To find the range of the function \( f(x) = \frac{1}{|\sin x|} + \frac{1}{|\cos x|} \), we will follow a systematic approach. ### Step 1: Identify the domain of the function The function \( f(x) \) is defined as long as \( |\sin x| \) and \( |\cos x| \) are not equal to zero.

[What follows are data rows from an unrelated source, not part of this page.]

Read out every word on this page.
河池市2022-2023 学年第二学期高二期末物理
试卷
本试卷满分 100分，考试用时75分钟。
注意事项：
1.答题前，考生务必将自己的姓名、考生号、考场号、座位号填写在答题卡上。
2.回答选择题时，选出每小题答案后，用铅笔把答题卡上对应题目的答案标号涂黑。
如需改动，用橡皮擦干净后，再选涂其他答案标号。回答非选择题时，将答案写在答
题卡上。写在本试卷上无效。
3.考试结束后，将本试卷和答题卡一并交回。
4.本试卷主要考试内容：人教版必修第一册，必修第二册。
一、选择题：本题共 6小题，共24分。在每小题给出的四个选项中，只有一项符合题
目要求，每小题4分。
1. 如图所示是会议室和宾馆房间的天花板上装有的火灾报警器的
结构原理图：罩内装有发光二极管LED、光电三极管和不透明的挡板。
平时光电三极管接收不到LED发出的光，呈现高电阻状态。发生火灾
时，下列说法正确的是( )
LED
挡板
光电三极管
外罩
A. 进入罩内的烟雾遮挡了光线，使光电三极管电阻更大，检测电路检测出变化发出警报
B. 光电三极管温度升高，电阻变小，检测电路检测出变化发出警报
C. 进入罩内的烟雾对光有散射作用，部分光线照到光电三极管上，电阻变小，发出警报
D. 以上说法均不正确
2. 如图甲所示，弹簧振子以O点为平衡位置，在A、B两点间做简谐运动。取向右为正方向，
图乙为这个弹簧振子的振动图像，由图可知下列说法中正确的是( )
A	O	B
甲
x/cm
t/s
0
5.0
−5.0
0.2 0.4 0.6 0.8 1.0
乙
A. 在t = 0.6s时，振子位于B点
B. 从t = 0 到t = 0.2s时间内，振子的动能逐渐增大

This occurs when: - \( |\sin x| = 0 \) at \( x = n\pi \) (where \( n \) is any integer) - \( |\cos x| = 0 \) at \( x = \frac{(2n+1)\pi}{2} \) (where \( n \) is any integer) Thus, the function is undefined at these points. **Hint**: Check where the sine and cosine functions equal zero to determine the domain. ### Step 2: Analyze the behavior of the function Since \( |\sin x| \) and \( |\cos x| \) both vary between 0 and 1, we can analyze the function by considering the values of \( |\sin x| \) and \( |\cos x| \) approaching these limits. ### Step 3: Use inequalities Using the Arithmetic Mean-Geometric Mean (AM-GM) inequality, we have: \[ \frac{1}{|\sin x|} + \frac{1}{|\cos x|} \geq 2 \sqrt{\frac{1}{|\sin x| \cdot |\cos x|}} \] ### Step 4: Substitute using the identity We know that: \[ |\sin x \cdot \cos x| = \frac{1}{2} |\sin 2x| \] Thus, we can rewrite the inequality: \[ f(x) \geq 2 \sqrt{\frac{2}{|\sin 2x|}} \] ### Step 5: Find the minimum value The maximum value of \( |\sin 2x| \) is 1. Therefore, the minimum value of \( f(x) \) occurs when \( |\sin 2x| = 1 \): \[ f(x) \geq 2 \sqrt{2} \] ### Step 6: Determine the range Since \( f(x) \) can take any value greater than or equal to \( 2\sqrt{2} \) and can approach infinity, we conclude: \[ \text{Range of } f(x) = [2\sqrt{2}, \infty) \] ### Final Answer The range of \( f(x) = \frac{1}{|\sin x|} + \frac{1}{|\cos x|} \) is \( [2\sqrt{2}, \infty) \). ---